Luckily, the team developing the open-source Daala video codec have a solution. "AreWeCompressedYet.com", an online resource that allows you to compare the performance of popular codecs.
How it works:
Codec developers submit "jobs" to the site. Each job involves coding and decoding a set of common test videos at a range of bitrates. This can be a very time consuming process, but the site collects and stores the results from many previous test runs. The results of each job can be viewed as a rate-distortion curve, with bitrate on the x-axis and "quality" on the y-axis:
This example compares the performance of five video codecs, under the following conditions:
- Test video set: "ntt-short-1", a set of 1-second video clips with varying characteristics.

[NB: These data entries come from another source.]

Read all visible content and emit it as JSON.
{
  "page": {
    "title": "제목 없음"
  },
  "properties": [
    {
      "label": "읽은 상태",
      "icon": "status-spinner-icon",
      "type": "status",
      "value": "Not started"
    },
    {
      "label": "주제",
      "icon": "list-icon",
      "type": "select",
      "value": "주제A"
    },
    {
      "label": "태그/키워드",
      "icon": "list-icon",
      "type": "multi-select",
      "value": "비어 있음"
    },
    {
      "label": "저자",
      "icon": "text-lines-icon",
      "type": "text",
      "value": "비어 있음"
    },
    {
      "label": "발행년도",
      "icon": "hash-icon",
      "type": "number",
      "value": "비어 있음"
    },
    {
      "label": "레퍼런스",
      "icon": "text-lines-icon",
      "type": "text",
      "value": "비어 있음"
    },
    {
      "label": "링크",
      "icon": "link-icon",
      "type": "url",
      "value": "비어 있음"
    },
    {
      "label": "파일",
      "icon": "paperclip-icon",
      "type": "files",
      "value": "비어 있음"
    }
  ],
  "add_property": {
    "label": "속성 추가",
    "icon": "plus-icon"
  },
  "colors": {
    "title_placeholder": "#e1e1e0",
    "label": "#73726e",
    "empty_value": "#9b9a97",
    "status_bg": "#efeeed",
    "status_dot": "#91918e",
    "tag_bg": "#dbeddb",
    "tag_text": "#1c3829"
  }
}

- Video resolution: 720p, 24 frames per second
- Picture quality metric: Peak SNR (PSNR)
In this example, HEVC and VP9 have the "best" performance (highest curves), followed by Thor, H.264 and Daala. There are a few things you should be aware of:
- Measuring picture quality is a notoriously inexact science. Changing the metric from PSNR to a different metric such as SSim may - and often will - change the ranking of the codecs.
- Changing the video set or resolution may affect the results, since each codec's performance depends on the actual video content.
- The online tool is comparing specific implementations of each codec. For example, different software implementation of HEVC will probably perform differently.
- There is probably significant scope for further improvements to the HEVC, VP9, Thor and Daala codecs, since these are all relatively new (or still-developing) formats.
With all this in mind, arewecompressedyet.com provides a quick and easy way to compare codec technologies under identical experimental conditions. Will it resolve the endless arguments about which codec is best? Maybe!